Experiments: DeepSeek OCR vs Gemini 2.0
We conducted a study to compare the performance and cost of DeepSeek OCR against Google's Gemini 2.0 Flash Files API for document extraction tasks.
Methodology
Both workloads used an agentic workflow with a map-reduce approach:
- Map: Feed each page to the model/tool for processing.
- Reduce: Aggregate the outputs to form the final response.
Cost & Performance Comparison
| Metric | DeepSeek OCR | Gemini 2.0 Flash | Notes |
|---|---|---|---|
| Cost | ~$0.36 | ~$0.03 | Gemini is approx. 12x cheaper |
| Token Count | Baseline | ~+1.3% | Almost identical tokenization |
| Environment Setup | Complex | Zero | DeepSeek required extensive local setup |
Observations
1. Cost Efficiency
The Gemini 2.0 Flash approach proved significantly cheaper ($0.03 vs $0.36) for effectively the same workload.
2. Token Alignment
Input token counts were nearly identical (~1.3% difference), suggesting that the inputs were processed similarly by both tokenizers.
3. Accuracy
Gemini 2.0 Flash demonstrated comparatively higher accuracy than DeepSeek OCR out-of-the-box.
- While DeepSeek OCR could potentially improve with prompt engineering (gridding), the associated costs of fine-tuning and development would be higher.
- We estimated ~14.19 USD spent just on setting up the environment and iterating with DeepSeek.

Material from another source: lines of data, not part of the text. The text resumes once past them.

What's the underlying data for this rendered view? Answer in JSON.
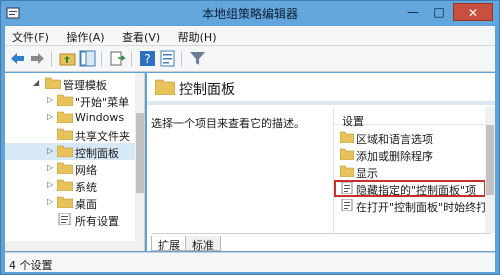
{
  "window": {
    "title": "本地组策略编辑器"
  },
  "menubar": [
    "文件(F)",
    "操作(A)",
    "查看(V)",
    "帮助(H)"
  ],
  "tree": {
    "items": [
      {
        "label": "管理模板",
        "depth": 0,
        "expander": "open"
      },
      {
        "label": "\"开始\"菜单",
        "depth": 1,
        "expander": "closed"
      },
      {
        "label": "Windows",
        "depth": 1,
        "expander": "closed"
      },
      {
        "label": "共享文件夹",
        "depth": 1,
        "expander": "none"
      },
      {
        "label": "控制面板",
        "depth": 1,
        "expander": "closed",
        "selected": true
      },
      {
        "label": "网络",
        "depth": 1,
        "expander": "closed"
      },
      {
        "label": "系统",
        "depth": 1,
        "expander": "closed"
      },
      {
        "label": "桌面",
        "depth": 1,
        "expander": "closed"
      },
      {
        "label": "所有设置",
        "depth": 1,
        "expander": "none"
      }
    ]
  },
  "right": {
    "title": "控制面板",
    "description": "选择一个项目来查看它的描述。",
    "list_header": "设置",
    "items": [
      {
        "label": "区域和语言选项",
        "icon": "folder-icon",
        "highlighted": false
      },
      {
        "label": "添加或删除程序",
        "icon": "folder-icon",
        "highlighted": false
      },
      {
        "label": "显示",
        "icon": "folder-icon",
        "highlighted": false
      },
      {
        "label": "隐藏指定的\"控制面板\"项",
        "icon": "policy-icon",
        "highlighted": true
      },
      {
        "label": "在打开\"控制面板\"时始终打",
        "icon": "policy-icon",
        "highlighted": false
      }
    ],
    "tabs": [
      "扩展",
      "标准"
    ]
  },
  "statusbar": {
    "text": "4 个设置"
  },
  "colors": {
    "title_bar": "#63a6dc",
    "close_button": "#c7503e",
    "highlight_border": "#c9302c",
    "folder": "#e8c25a"
  }
}
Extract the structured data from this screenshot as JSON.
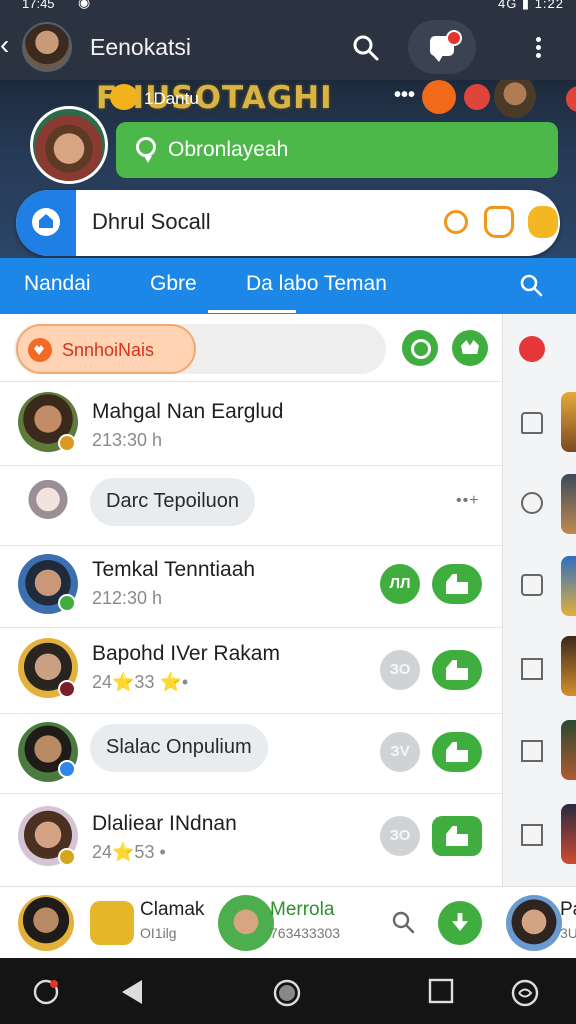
{
  "status_bar": {
    "time": "17:45",
    "right": "4G ▮ 1:22"
  },
  "header": {
    "title": "Eenokatsi"
  },
  "banner": {
    "art_title": "FHUSOTAGHI",
    "sub_label": "1Dantu",
    "cta_label": "Obronlayeah"
  },
  "title_card": {
    "name": "Dhrul Socall"
  },
  "tabs": [
    {
      "label": "Nandai"
    },
    {
      "label": "Gbre"
    },
    {
      "label": "Da labo Teman"
    }
  ],
  "filter": {
    "chip_label": "SnnhoiNais"
  },
  "rows": [
    {
      "name": "Mahgal Nan Earglud",
      "meta": "213:30 h"
    },
    {
      "status_pill": "Darc Tepoiluon",
      "more": "••+"
    },
    {
      "name": "Temkal Tenntiaah",
      "meta": "212:30 h",
      "btn_label": "ЛЛ"
    },
    {
      "name": "Bapohd IVer Rakam",
      "meta": "24⭐33 ⭐•",
      "btn_label": "ЗО"
    },
    {
      "status_pill": "Slalac Onpulium",
      "btn_label": "ЗV"
    },
    {
      "name": "Dlaliear INdnan",
      "meta": "24⭐53 •",
      "btn_label": "ЗО"
    }
  ],
  "bottom": {
    "name1": "Clamak",
    "sub1": "OI1ilg",
    "name2": "Merrola",
    "sub2": "763433303",
    "name3": "Pa",
    "sub3": "3U"
  },
  "colors": {
    "header_bg": "#2c3340",
    "tab_bar": "#1d87e8",
    "accent_green": "#3fae3f",
    "cta_green": "#4cb84a",
    "chip_orange": "#ffd3b4"
  },
  "icons": [
    "back-icon",
    "search-icon",
    "chat-icon",
    "more-icon",
    "home-icon",
    "key-icon",
    "hand-icon",
    "badge-icon",
    "heart-icon",
    "download-icon"
  ]
}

- DeepSeek's cost is exacerbated by the lack of local CUDA access, forcing reliance on paid infrastructure (Hugging Face).
Key Takeaways
While Gemini 2.0 Flash is currently the more cost-effective and accurate "plug-and-play" solution, DeepSeek OCR (and Hugging Face tools in general) remain valuable for:
- Custom workflows that require specific fine-tuning.
- Scenarios where data privacy requires fully local processing (if hardware permits).